II) O Banco Central brasileiro virou um caso psicanalítico internacional
Os membros do Copom agem por necessidade de auto-afirmação, dizem seus defensores. Mas e o país? Temos um BC que se tornou um caso psicanalítico internacional... A intransigência tornou-o irrelevante para o país, essa é a verdade; e isso é uma marca grave. O BC brasileiro é um ponto fora da curva mundial. Um estorvo; uma peça menor no esforço do governo para defender o país contra a recessão. Simplesmente, não se pode mais contar com essa gente para nada. Na verdade, eu já não esperava nada desse grupo de interesses. Hoje, quando eles falam nem indignada eu fico; me dá cansaço.

III) A ortodoxia e o tamanho da crise apequenaram o BC
A turma do BC deixou a coisa passar a tal ponto que agora temos um paradoxo: a maior taxa de juros do planeta e, quando fizerem os cortes, será tarde demais. Nada do que possam fazer em gotas simbólicas, a partir de janeiro, terá importância na ordem do dia para enfrentar a crise. O governo não deve esperar mais nada daí. O BC ficou desimportante. As expectativas já foram formadas. Os interesses se aferram a sua lógica. Veja o caso da Vale do Rio Doce; uma empresa que está nadando em dinheiro e vem o Agnelli demitir e falar em exceção trabalhista! A rigidez monetária jogou lenha nessas distorções e agora não serve mais para nada. O governo precisa olhar para frente e esquecer o BC.

IV) Governo deve agir seletivamente e administrar o mercado de câmbio e crédito
O fato grave é que as taxas de juros estão subindo na ponta; o crédito continua caro e curto. Há uma pressão danada pela rolagem de dívidas contraídas por empresas dentro e fora do país. Isso ainda não está resolvido. E é sério. Para a rolagem externa teremos que tomar medidas adicionais em 2009. Não tenho a certeza de que a linha de US$ 30 bi criada pelo FED para países como Brasil e Coréia será suficiente. Talvez precisemos de mais, mesmo tendo o governo destinado também US$ 20 bi das reservas para essa finalidade.

Para o crédito interno não adianta mais liberar compulsório (percentual dos depósitos recolhidos obrigatoriamente pelos bancos no BC). Você libera, a banca privada não repassa; não chega na ponta e o custo do financiamento ainda aumenta. O governo deve agir direto, cada vez mais. Setor por setor, caso a caso. O Estado deve alocar recurso onde for mais relevante e administrar o mercado de crédito no piloto manual. É o que temos feito na área da construção civil e no mercado automobilístico.
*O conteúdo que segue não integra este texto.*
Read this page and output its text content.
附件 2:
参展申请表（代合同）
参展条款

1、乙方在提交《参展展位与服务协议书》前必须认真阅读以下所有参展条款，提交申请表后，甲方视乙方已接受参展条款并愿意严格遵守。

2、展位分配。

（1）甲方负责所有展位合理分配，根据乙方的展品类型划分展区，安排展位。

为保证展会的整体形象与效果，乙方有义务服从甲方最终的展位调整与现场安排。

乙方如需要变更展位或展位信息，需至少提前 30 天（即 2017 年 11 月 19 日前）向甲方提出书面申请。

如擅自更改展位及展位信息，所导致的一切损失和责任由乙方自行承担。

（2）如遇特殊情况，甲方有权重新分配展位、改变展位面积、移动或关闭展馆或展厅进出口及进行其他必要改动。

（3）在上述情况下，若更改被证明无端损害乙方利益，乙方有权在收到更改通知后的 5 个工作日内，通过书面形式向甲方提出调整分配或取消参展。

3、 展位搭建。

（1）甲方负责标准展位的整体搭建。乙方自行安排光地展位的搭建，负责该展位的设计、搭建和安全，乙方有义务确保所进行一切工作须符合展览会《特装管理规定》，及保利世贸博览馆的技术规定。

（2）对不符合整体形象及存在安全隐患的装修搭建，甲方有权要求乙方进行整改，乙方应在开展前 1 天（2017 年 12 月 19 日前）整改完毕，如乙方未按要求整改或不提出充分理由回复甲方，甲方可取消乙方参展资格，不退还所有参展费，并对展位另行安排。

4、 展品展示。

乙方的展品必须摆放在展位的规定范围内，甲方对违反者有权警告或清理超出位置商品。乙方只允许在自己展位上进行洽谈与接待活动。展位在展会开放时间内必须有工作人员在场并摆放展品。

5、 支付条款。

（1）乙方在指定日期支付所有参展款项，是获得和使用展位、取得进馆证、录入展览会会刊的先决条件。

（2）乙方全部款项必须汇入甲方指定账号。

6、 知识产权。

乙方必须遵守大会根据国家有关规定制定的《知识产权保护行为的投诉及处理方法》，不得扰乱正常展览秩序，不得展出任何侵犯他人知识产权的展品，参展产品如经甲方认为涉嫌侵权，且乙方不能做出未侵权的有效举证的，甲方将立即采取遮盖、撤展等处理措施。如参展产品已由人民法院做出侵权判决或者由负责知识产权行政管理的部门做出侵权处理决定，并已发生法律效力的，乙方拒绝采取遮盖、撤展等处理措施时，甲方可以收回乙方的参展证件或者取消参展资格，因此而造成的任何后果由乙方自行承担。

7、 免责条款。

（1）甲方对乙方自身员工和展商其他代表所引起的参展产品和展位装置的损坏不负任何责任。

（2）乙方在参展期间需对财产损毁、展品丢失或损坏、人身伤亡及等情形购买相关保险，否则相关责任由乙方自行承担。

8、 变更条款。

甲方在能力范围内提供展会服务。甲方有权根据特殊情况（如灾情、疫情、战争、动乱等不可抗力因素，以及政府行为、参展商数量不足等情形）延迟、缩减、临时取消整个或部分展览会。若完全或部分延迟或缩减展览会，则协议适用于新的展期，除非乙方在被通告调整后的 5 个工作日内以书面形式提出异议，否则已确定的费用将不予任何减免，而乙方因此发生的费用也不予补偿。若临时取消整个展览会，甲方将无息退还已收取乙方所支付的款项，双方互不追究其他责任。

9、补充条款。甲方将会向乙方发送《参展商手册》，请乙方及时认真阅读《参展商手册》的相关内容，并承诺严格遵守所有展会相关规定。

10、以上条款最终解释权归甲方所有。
Deve-se aprofundar a ação estatal nessa direção. Não haverá normalidade de crédito via mercado; esqueçam o que diz o Meirelles e o BC. Não têm mais nenhuma importância.

V) Cortar o juro agora serve para reduzir custo da dívida interna; pode liberar fôlego fiscal para investimento público
Para ter algum sentido, o BC teria que derrubar a taxa de juro em pelo menos um ponto em janeiro, mas o farão de forma desprezível, em 0,25 ponto. Não falo para a atividade econômica, mas para reduzir a pressão fiscal no pagamento de juros da dívida pública. Isso permitiria liberar fôlego para a despesa social do governo. Esse é o ponto decisivo agora: agir na frente do emprego e do gasto social. A política do BC não fará mais nada pelo país. Por caminhos opostos, atingimos o mesmo esgotamento da ferramenta monetária que se verifica agora nos EUA; aqui, por fidelidade dos membros do BC aos interesses que representam, em detrimento dos interesses do país. Eles fizeram uma escolha e foram fiéis a ela até o fim. Absoluta disciplina. Infelizmente a escolha não foi o país, mas o mercado, de onde vieram e para onde voltarão.

VI)Custeio do Estado não é gasto com lápis e borracha; é gasto com gente, gasto social que tirou milhões da pobreza nos últimos anos
O fato é que a alavanca monetária chegou a um ponto de irrelevância. É hora da política fiscal: quem fala em corte de custeio nesse momento que me perdoe, fala sem saber do que está falando. Estão esquecendo: despesa social também é custeio. É o espaço que temos para defender o país, o emprego e a demanda interna. Os grandes projetos do PAC são importantes; os projetos privados associados a exportação de commodities também são de grande envergadura. Não vão parar porque são planos de longo prazo. Mas geram pouco emprego. Terão efeito reduzido na dinâmica do mercado interno. O que faz a diferença e está ao alcance do governo é o gasto de custeio do Estado. Claro, não falo de aumentar salários de assessorias etc. Gasto de custeio não é lápis e borracha; é principalmente gasto social. Esse tem que aumentar e aumentar urgente.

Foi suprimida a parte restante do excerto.